Ever since I published my article in the special Education Next issue marking the fiftieth anniversary of the Moynihan Report, “How can schools address America’s marriage crisis?,” I’ve been hearing from friends—most of them liberal education reformers—questioning why I’d want to wade into such treacherous waters. It’s made me think that perhaps many of us on the Left and Right are talking past one another. Allow me to take another crack at explaining my intent.
First, let me clear: no purpose can be served by shaming single parents. There are millions of amazing single moms and dads out there, doing an incredible job raising their children.
Nor should we provide an excuse for schools—to help unions and others explain away the low performance of many children who come from one-parent families.
My concern isn’t with people who have already gone down the road to single parenthood. By all means, we should support them and cheer them on as they do the hard work of parenting. My concern is for the young people whose family formation decisions still lie ahead of them—those who might, in Isabel Sawhill’s memorable phrase, tend to “drift into parenthood.” My argument is that educators and reformers should worry as much about the future parenting decisions of their charges as they do about their future educational choices. That’s because the evidence is quite clear that single parenthood, in general, is related to diminished academic attainment and achievement. It is both one cause of America’s growing inequality and a result of it.
One grand goal of education is to interrupt intergenerational poverty. Surely one measure of success is whether the children of low-income families are armed to climb the ladder to the middle class by adulthood.

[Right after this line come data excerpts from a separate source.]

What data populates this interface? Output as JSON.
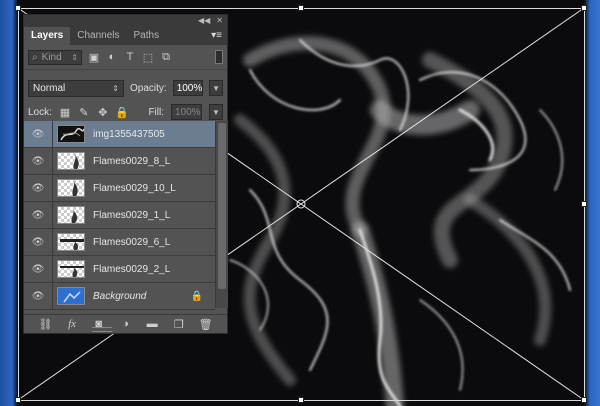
{
  "panel": {
    "tabs": [
      {
        "label": "Layers",
        "active": true
      },
      {
        "label": "Channels",
        "active": false
      },
      {
        "label": "Paths",
        "active": false
      }
    ],
    "filter": {
      "kind_label": "Kind"
    },
    "blend_mode": "Normal",
    "opacity_label": "Opacity:",
    "opacity_value": "100%",
    "lock_label": "Lock:",
    "fill_label": "Fill:",
    "fill_value": "100%",
    "layers": [
      {
        "name": "img1355437505",
        "thumb": "dark",
        "selected": true
      },
      {
        "name": "Flames0029_8_L",
        "thumb": "checker",
        "selected": false
      },
      {
        "name": "Flames0029_10_L",
        "thumb": "checker",
        "selected": false
      },
      {
        "name": "Flames0029_1_L",
        "thumb": "checker",
        "selected": false
      },
      {
        "name": "Flames0029_6_L",
        "thumb": "checker",
        "selected": false
      },
      {
        "name": "Flames0029_2_L",
        "thumb": "checker",
        "selected": false
      },
      {
        "name": "Background",
        "thumb": "blue",
        "selected": false,
        "locked": true
      }
    ],
    "footer_icons": [
      "link-icon",
      "fx-icon",
      "mask-icon",
      "adjustment-icon",
      "folder-icon",
      "new-layer-icon",
      "trash-icon"
    ]
  },
  "colors": {
    "panel_bg": "#535353",
    "selected_layer": "#6c7d92",
    "canvas_edge_blue": "#2c66c4"
  }
}
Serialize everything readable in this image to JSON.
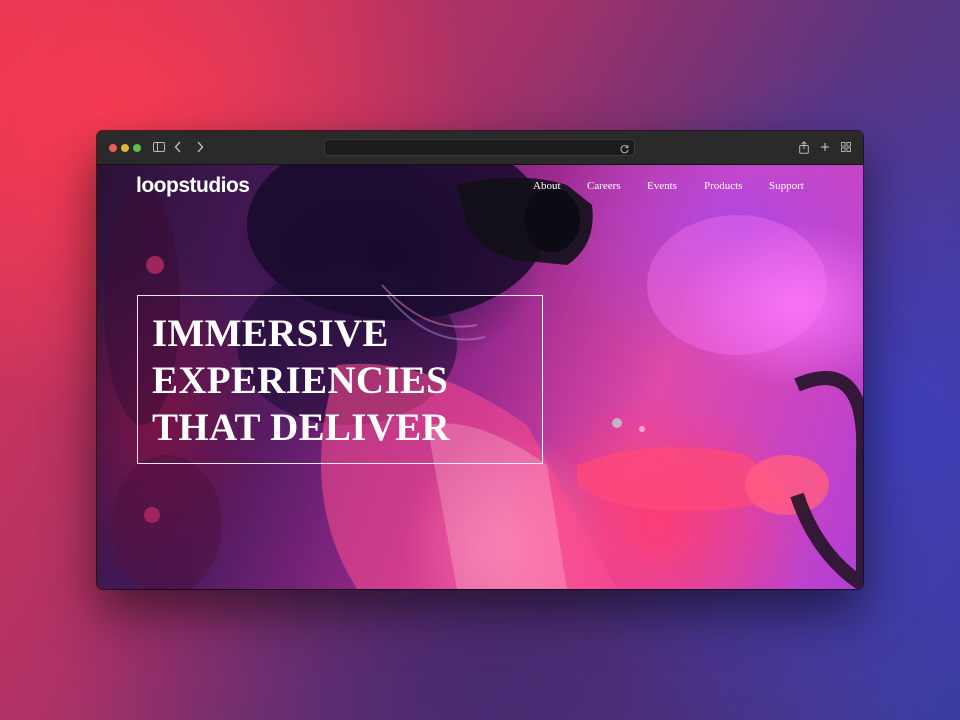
{
  "browser": {
    "address": "",
    "icons": {
      "sidebar": "sidebar-icon",
      "back": "chevron-left-icon",
      "forward": "chevron-right-icon",
      "reload": "reload-icon",
      "share": "share-icon",
      "new_tab": "plus-icon",
      "tab_overview": "grid-icon"
    }
  },
  "site": {
    "logo": "loopstudios",
    "nav": {
      "about": "About",
      "careers": "Careers",
      "events": "Events",
      "products": "Products",
      "support": "Support"
    },
    "hero": {
      "headline": "IMMERSIVE\nEXPERIENCIES\nTHAT DELIVER"
    }
  },
  "colors": {
    "traffic_red": "#ec5f57",
    "traffic_yellow": "#e4b33b",
    "traffic_green": "#5cc04a",
    "hero_text": "#ffffff"
  }
}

One high-profile strategy championed by schools like KIPP, Success Academies, Achievement First, Uncommon, et al. is to help these students prepare for college and support them until they complete a degree.
That makes a lot of sense; college has historically catapulted low-income individuals into the middle class. Of course, as we’re learning, it’s a bit more complicated than that. We need to help young people choose the right college and pick the right major. A four-year degree is typically best, but sometimes a valuable industry-certified credential will do just as well. Starting college less than fully prepared and not finishing can actually make matters worse, piling crushing debt onto a subpar education.
Another strategy worth considering—again, if our goal is upward mobility—is military service. Especially if linked to postsecondary education.
But these on-ramps to upward mobility are not the whole picture. There are also off-ramps that need to be avoided if young people are going to have a real shot at making it. Namely: prison, substance abuse, and early parenthood.
Here, too, let me take care to not paint with too broad a brush. Certainly, there are some young people who can bounce back from a prison record, a substance-abuse problem, or having a child as a teenager and still make it out of poverty. But surely we can agree that it’s a whole lot harder that way.
In sum, it should not be controversial to say that teenage pregnancy tends to be bad for the teenager and for her child; it shouldn’t be controversial to say that single parenthood, especially before finishing your education and getting established in the workplace, is generally something to be avoided, too.
And if that’s the case, then it should not be out of bounds to encourage educators and education reformers to consider what we might do to encourage young people to follow the “success sequence”—graduate from at least high school, work full time, and wait until at least twenty-one and (ideally) marriage to have children—as a sure route to the middle class, and to greater social justice in our society.